Basterebbe questo passo per tracciare un cammino di fede quaresimale che, attraverso il deserto, vuoto esistenziale necessario alla purificazione delle nostre vite, esamini con coscienza la nostra “somiglianza” a Gesù e proponga, come e in che situazioni, aumentare la nostra devozione e migliorare la nostra cristianità.

Seguiamo l’esempio di Gesù, nostro fratello.

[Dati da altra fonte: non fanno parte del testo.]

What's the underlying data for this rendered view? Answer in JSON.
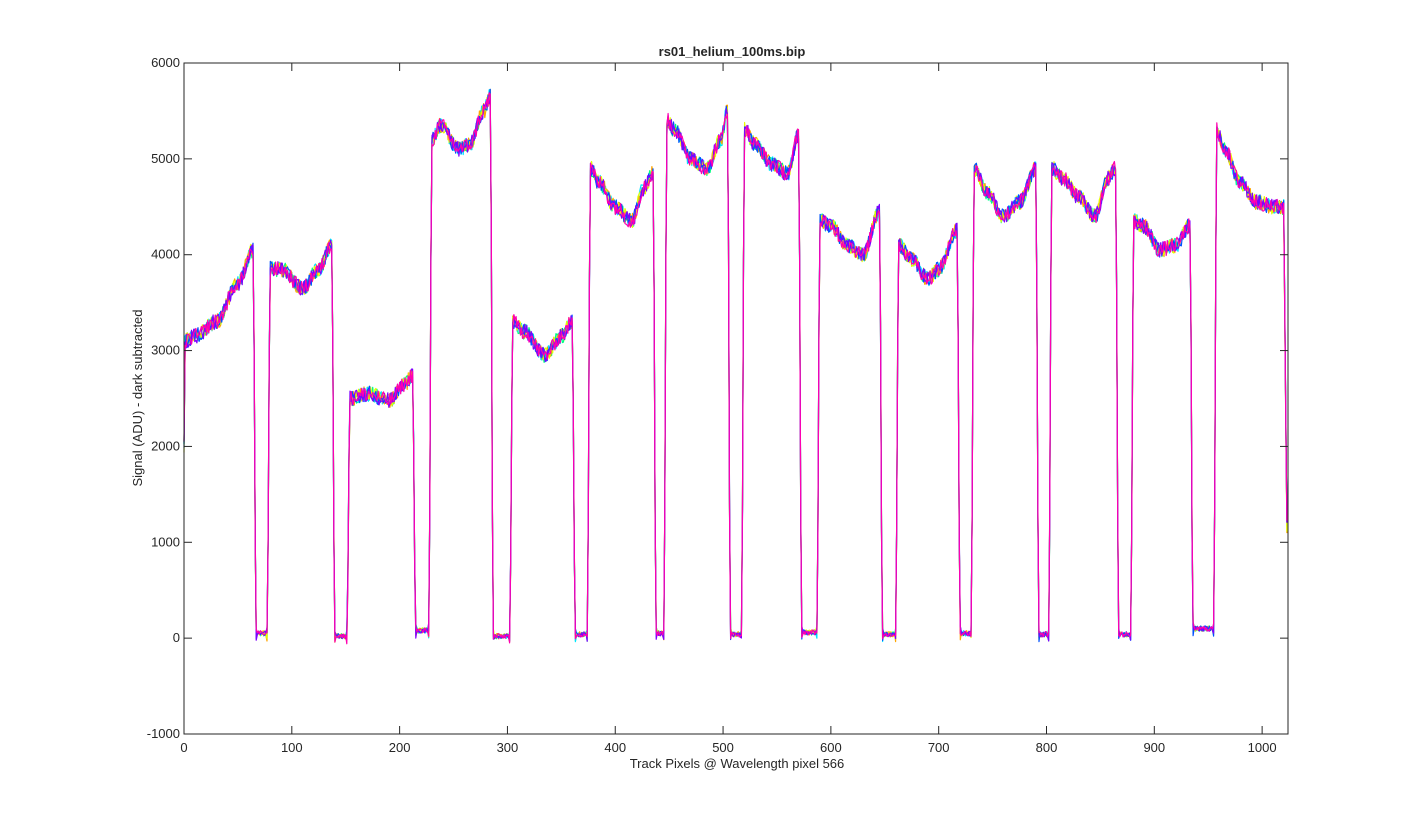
{
  "chart_data": {
    "type": "line",
    "title": "rs01_helium_100ms.bip",
    "xlabel": "Track Pixels @ Wavelength pixel 566",
    "ylabel": "Signal (ADU) - dark subtracted",
    "xlim": [
      0,
      1024
    ],
    "ylim": [
      -1000,
      6000
    ],
    "xticks": [
      0,
      100,
      200,
      300,
      400,
      500,
      600,
      700,
      800,
      900,
      1000
    ],
    "xtick_labels": [
      "0",
      "100",
      "200",
      "300",
      "400",
      "500",
      "600",
      "700",
      "800",
      "900",
      "1000"
    ],
    "yticks": [
      -1000,
      0,
      1000,
      2000,
      3000,
      4000,
      5000,
      6000
    ],
    "ytick_labels": [
      "-1000",
      "0",
      "1000",
      "2000",
      "3000",
      "4000",
      "5000",
      "6000"
    ],
    "grid": false,
    "box": true,
    "series_colors": [
      "#00ff80",
      "#00e5ff",
      "#ffa500",
      "#e5ff00",
      "#0050ff",
      "#8000ff",
      "#ff00b0"
    ],
    "segments": [
      {
        "x": [
          1,
          10,
          30,
          50,
          64
        ],
        "y": [
          3100,
          3150,
          3300,
          3700,
          4050
        ]
      },
      {
        "x": [
          80,
          90,
          110,
          125,
          137
        ],
        "y": [
          3850,
          3850,
          3650,
          3850,
          4100
        ]
      },
      {
        "x": [
          154,
          170,
          190,
          205,
          212
        ],
        "y": [
          2500,
          2550,
          2480,
          2650,
          2750
        ]
      },
      {
        "x": [
          230,
          238,
          255,
          265,
          278,
          284
        ],
        "y": [
          5200,
          5350,
          5100,
          5150,
          5500,
          5650
        ]
      },
      {
        "x": [
          305,
          315,
          335,
          350,
          360
        ],
        "y": [
          3300,
          3200,
          2950,
          3150,
          3300
        ]
      },
      {
        "x": [
          377,
          385,
          400,
          415,
          427,
          435
        ],
        "y": [
          4900,
          4750,
          4500,
          4350,
          4700,
          4850
        ]
      },
      {
        "x": [
          448,
          455,
          470,
          485,
          498,
          504
        ],
        "y": [
          5400,
          5300,
          5000,
          4900,
          5200,
          5500
        ]
      },
      {
        "x": [
          520,
          530,
          545,
          560,
          570
        ],
        "y": [
          5300,
          5150,
          4950,
          4850,
          5250
        ]
      },
      {
        "x": [
          590,
          600,
          615,
          630,
          645
        ],
        "y": [
          4350,
          4300,
          4100,
          4000,
          4450
        ]
      },
      {
        "x": [
          663,
          675,
          690,
          700,
          717
        ],
        "y": [
          4100,
          3950,
          3750,
          3850,
          4250
        ]
      },
      {
        "x": [
          733,
          745,
          760,
          775,
          790
        ],
        "y": [
          4900,
          4650,
          4400,
          4550,
          4900
        ]
      },
      {
        "x": [
          805,
          815,
          830,
          845,
          857,
          864
        ],
        "y": [
          4900,
          4800,
          4600,
          4400,
          4800,
          4900
        ]
      },
      {
        "x": [
          881,
          890,
          905,
          920,
          933
        ],
        "y": [
          4350,
          4300,
          4050,
          4100,
          4300
        ]
      },
      {
        "x": [
          958,
          965,
          980,
          995,
          1010,
          1020
        ],
        "y": [
          5300,
          5100,
          4750,
          4550,
          4500,
          4500
        ]
      }
    ],
    "gaps": [
      {
        "x_from": 64,
        "x_to": 80,
        "floor": 50
      },
      {
        "x_from": 137,
        "x_to": 154,
        "floor": 20
      },
      {
        "x_from": 212,
        "x_to": 230,
        "floor": 80
      },
      {
        "x_from": 284,
        "x_to": 305,
        "floor": 20
      },
      {
        "x_from": 360,
        "x_to": 377,
        "floor": 40
      },
      {
        "x_from": 435,
        "x_to": 448,
        "floor": 50
      },
      {
        "x_from": 504,
        "x_to": 520,
        "floor": 40
      },
      {
        "x_from": 570,
        "x_to": 590,
        "floor": 60
      },
      {
        "x_from": 645,
        "x_to": 663,
        "floor": 40
      },
      {
        "x_from": 717,
        "x_to": 733,
        "floor": 50
      },
      {
        "x_from": 790,
        "x_to": 805,
        "floor": 40
      },
      {
        "x_from": 864,
        "x_to": 881,
        "floor": 40
      },
      {
        "x_from": 933,
        "x_to": 958,
        "floor": 100
      }
    ],
    "start": {
      "x": 0,
      "y": 2000
    },
    "end": {
      "x": 1023,
      "y": 1150
    },
    "noise_amplitude": 80
  }
}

Lo Spirito Santo, ricevuto nel battesimo al Giordano, lo accompagna nel resistere alle tentazioni del male. Gesù rimane del deserto, in solitudine, per 40 giorni, preludio, quel lungo periodo, forse, della sua preparazione alla crocifissione. Il 40 indica nella Bibbia, in più di un’occasione, un tempo importante: 40 sono gli anni trascorsi dagli israeliani nel deserto, 40 i giorni in cui Mosè sosta sul Sinai, 40 i giorni in cui Elia cammina verso la santa montagna, 40 i giorni dopo i quali Gesù ritorna presso il Padre, dopo la risurrezione.

Nel deserto, nel silenzio e in solitudine, scorgiamo anche noi diverse difficoltà/prove:

La fame, come per gli Ebrei, che a causa di questo bisogno sfidarono Dio, nonostante li avesse poi sfamati con la mamma. Diversamente fa Gesù, che allontana satana e la sua tentazione di servirsi dell’onnipotenza per saziarsi. Gesù userà la sua onnipotenza per salvare le genti, affamate di fede, nell’avvento del Regno di Dio.

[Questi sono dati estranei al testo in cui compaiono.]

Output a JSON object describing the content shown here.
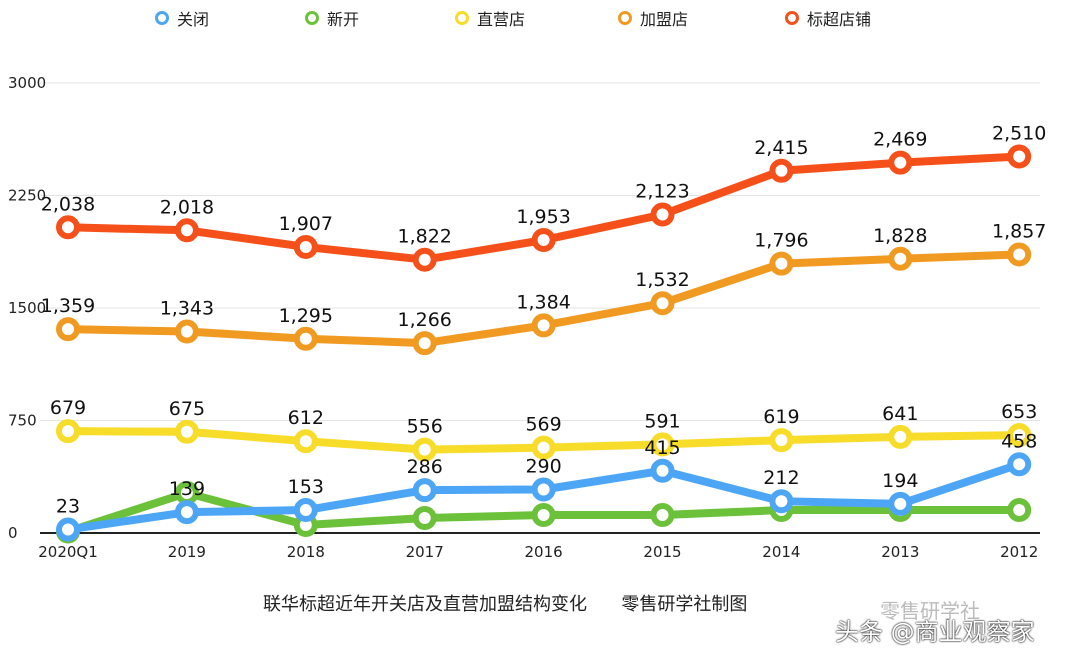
{
  "chart_data": {
    "type": "line",
    "title": "",
    "categories": [
      "2020Q1",
      "2019",
      "2018",
      "2017",
      "2016",
      "2015",
      "2014",
      "2013",
      "2012"
    ],
    "ylim": [
      0,
      3000
    ],
    "yticks": [
      0,
      750,
      1500,
      2250,
      3000
    ],
    "grid": true,
    "legend_position": "top",
    "series": [
      {
        "name": "关闭",
        "color": "#4da6f5",
        "values": [
          23,
          139,
          153,
          286,
          290,
          415,
          212,
          194,
          458
        ],
        "labels": [
          "23",
          "139",
          "153",
          "286",
          "290",
          "415",
          "212",
          "194",
          "458"
        ]
      },
      {
        "name": "新开",
        "color": "#6cc13a",
        "values": [
          10,
          267,
          53,
          100,
          120,
          120,
          153,
          153,
          153
        ],
        "labels": []
      },
      {
        "name": "直营店",
        "color": "#f7dc2a",
        "values": [
          679,
          675,
          612,
          556,
          569,
          591,
          619,
          641,
          653
        ],
        "labels": [
          "679",
          "675",
          "612",
          "556",
          "569",
          "591",
          "619",
          "641",
          "653"
        ]
      },
      {
        "name": "加盟店",
        "color": "#f09a22",
        "values": [
          1359,
          1343,
          1295,
          1266,
          1384,
          1532,
          1796,
          1828,
          1857
        ],
        "labels": [
          "1,359",
          "1,343",
          "1,295",
          "1,266",
          "1,384",
          "1,532",
          "1,796",
          "1,828",
          "1,857"
        ]
      },
      {
        "name": "标超店铺",
        "color": "#f5501a",
        "values": [
          2038,
          2018,
          1907,
          1822,
          1953,
          2123,
          2415,
          2469,
          2510
        ],
        "labels": [
          "2,038",
          "2,018",
          "1,907",
          "1,822",
          "1,953",
          "2,123",
          "2,415",
          "2,469",
          "2,510"
        ]
      }
    ]
  },
  "caption": "联华标超近年开关店及直营加盟结构变化      零售研学社制图",
  "watermark_1": "零售研学社",
  "watermark_2": "头条 @商业观察家"
}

Il potere, quello per cui satana sfidò Dio, come vorrebbe facesse Gesù, quello a cui spesso cediamo per sentirci i “padroni del mondo” (come satana appunto).

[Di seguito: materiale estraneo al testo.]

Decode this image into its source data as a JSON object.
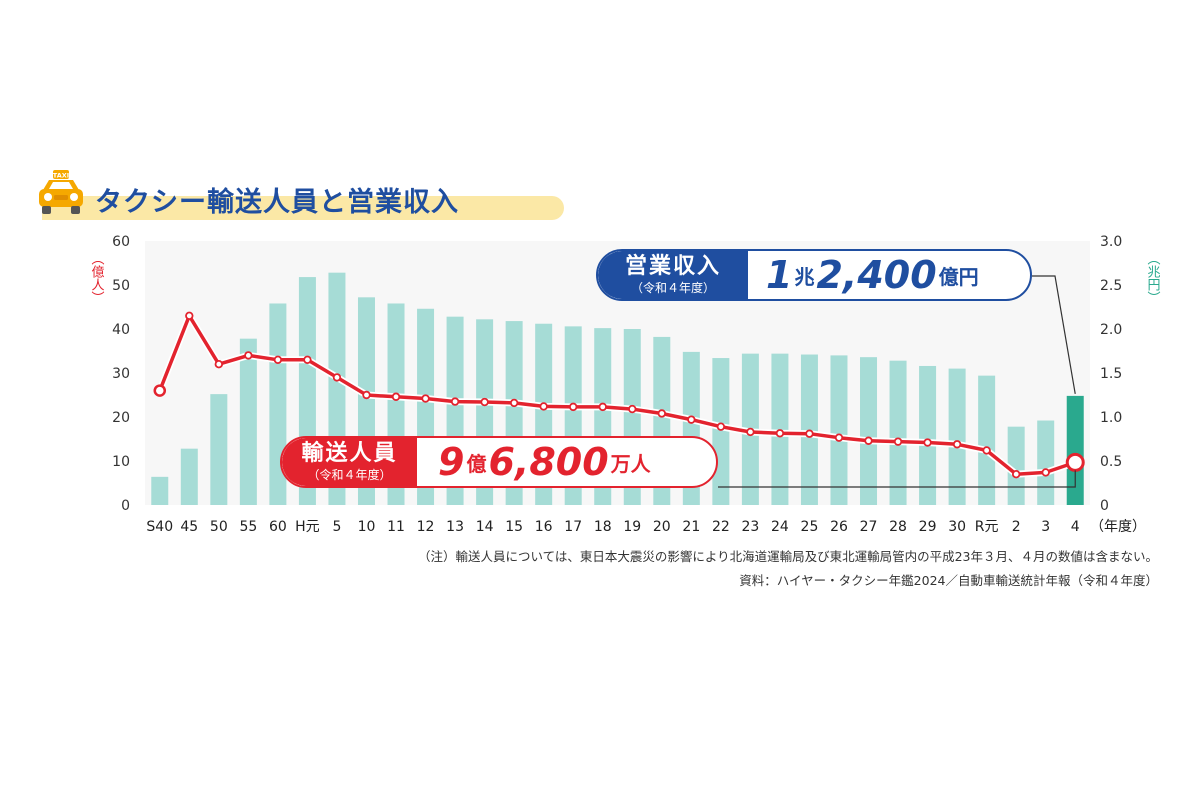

Il tempio/dimora di Dio e della istituzione religiosa, come a dire a Gesù: “Puoi scegliere di non sacrificarsi in croce, ma di fare ciò che ti pare, nessuno si opporrà, anzi, del resto sei o no il Figlio prediletto di Dio Padre!”. Gesù si rifiuta, sa qual è la sua sorte e si rimette nelle mani del Padre, accettando il progetto che ha su di Lui, con un estremo atto di fiducia.

Questo è anche il nostro scopo, arrendersi alla grazia di Dio, certi, sin da ora, che farà per noi il meglio.

Satana allora si ritira, ma non per sempre. Attenzione! Poco prima della Passione, si dice: “Allora Satana entrò in Giuda, detto Iscariota, che era uno dei Dodici.”.